Die Hindernisläuferin fand in dieser Zeit den Spaß am Training wieder, in der Gruppe eine echte sportliche Heimat, insbesondere dank ihres neuen Trainers, der immer ein offenes Ohr für ihre Sorgen und Gedanken neben dem Sport hatte, ihr zuhörte und sie nicht unter den Druck setzte, Bestzeiten zu jagen. Denen kam die Athletin in der „Late Season“ des dann nicht olympischen Sommers trotzdem wieder nah, unter anderem beim ISTAF in Berlin (9:55,46). Ganz ohne Zwang war die Rückkehr in den Leistungssport vollzogen. Dafür, wie gut sie in Köln angekommen war, steht auch der folgende Entschluss für den ersten Vereinswechsel überhaupt, vom langjährigen VfL Löningen zum ASV Köln.

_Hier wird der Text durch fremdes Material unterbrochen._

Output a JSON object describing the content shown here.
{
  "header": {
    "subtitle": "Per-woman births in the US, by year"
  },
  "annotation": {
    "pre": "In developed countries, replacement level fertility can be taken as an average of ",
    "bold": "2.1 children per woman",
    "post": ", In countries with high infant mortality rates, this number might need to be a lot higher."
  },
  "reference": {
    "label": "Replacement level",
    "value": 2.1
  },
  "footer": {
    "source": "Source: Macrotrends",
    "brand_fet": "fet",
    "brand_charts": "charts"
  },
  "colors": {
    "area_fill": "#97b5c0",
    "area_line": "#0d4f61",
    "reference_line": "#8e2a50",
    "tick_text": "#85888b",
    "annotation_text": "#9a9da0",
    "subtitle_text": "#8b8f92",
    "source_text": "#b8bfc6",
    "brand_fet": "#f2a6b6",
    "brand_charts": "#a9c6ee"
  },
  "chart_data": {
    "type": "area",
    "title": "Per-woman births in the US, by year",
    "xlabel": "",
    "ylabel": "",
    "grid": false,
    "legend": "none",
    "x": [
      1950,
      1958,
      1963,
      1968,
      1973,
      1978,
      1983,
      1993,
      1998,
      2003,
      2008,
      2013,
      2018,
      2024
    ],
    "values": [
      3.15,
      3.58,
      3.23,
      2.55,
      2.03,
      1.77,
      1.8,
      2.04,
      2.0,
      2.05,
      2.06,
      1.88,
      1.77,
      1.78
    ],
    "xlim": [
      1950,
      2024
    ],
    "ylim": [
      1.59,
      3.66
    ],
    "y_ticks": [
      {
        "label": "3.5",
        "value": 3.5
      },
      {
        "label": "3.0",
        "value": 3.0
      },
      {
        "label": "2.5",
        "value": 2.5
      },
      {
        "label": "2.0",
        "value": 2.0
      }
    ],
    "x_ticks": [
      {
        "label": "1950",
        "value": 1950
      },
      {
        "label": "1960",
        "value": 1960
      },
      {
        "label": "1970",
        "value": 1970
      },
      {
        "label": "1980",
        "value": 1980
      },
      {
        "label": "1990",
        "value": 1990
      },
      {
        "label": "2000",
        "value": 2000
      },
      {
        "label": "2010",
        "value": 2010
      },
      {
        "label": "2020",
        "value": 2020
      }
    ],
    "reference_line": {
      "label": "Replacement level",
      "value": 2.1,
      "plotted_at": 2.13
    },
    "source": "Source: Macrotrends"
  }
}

Schon 2021 machte deutlich, welche Leistungen möglich werden, wenn sich die Hindernisläuferin wohlfühlt und kontinuierlich an ihren Fähigkeiten arbeitet. In der Hallensaison kratzte sie über 3.000 Meter an der Neun-Minuten-Grenze und nahm in Torun (Polen) erstmals an einer Hallen-EM teil. Der Sommer brachte eine Pulverisierung der Hindernis-Bestzeit bis auf 9:29,26 Minuten, die direkt zu den Olympischen Spielen nach Tokio führte.
2022 voller Höhen und Tiefen
Im Verlauf ihrer sportlichen Laufbahn hat Lea Meyer also schon manches Tal durchschritten und mehrfach zurückgefunden. Erfahrungen, auf die sie im Jahr 2022 zurückgreifen konnte, das in rasender Geschwindigkeit eine weitere emotionale Achterbahnfahrt bereithielt. Was sich trotz aller Umstände wiederholt als Konstante herausstellte, war die körperliche Leistungsfähigkeit, die weder durch die Trauer um Henning von Papen noch den Sturz bei der WM oder die folgende Corona-Erkrankung gemindert wurde.
„Ich denke einfach, dass sich das Training der vergangenen Jahre auszahlt und gefestigt hat. Mein Körper hat gezeigt, dass er das System annimmt. Ich konnte auf höherem Niveau trainieren und fühle mich auch bei höheren Geschwindigkeiten wohl“, sagt sie.
So richtig Zeit, die Ereignisse der vergangenen Monate zu verarbeiten, ist noch nicht geblieben. Denn der Sturz beim Saisonabschluss hinterließ die nächste Herausforderung. Erst einmal war Geduld gefragt, die Verletzungen ausheilen zu lassen. Mittlerweile ist das Training wieder angelaufen. Und Lea Meyers Vorfreude auf den stimmungsvollen Trierer Silvesterlauf steigt täglich.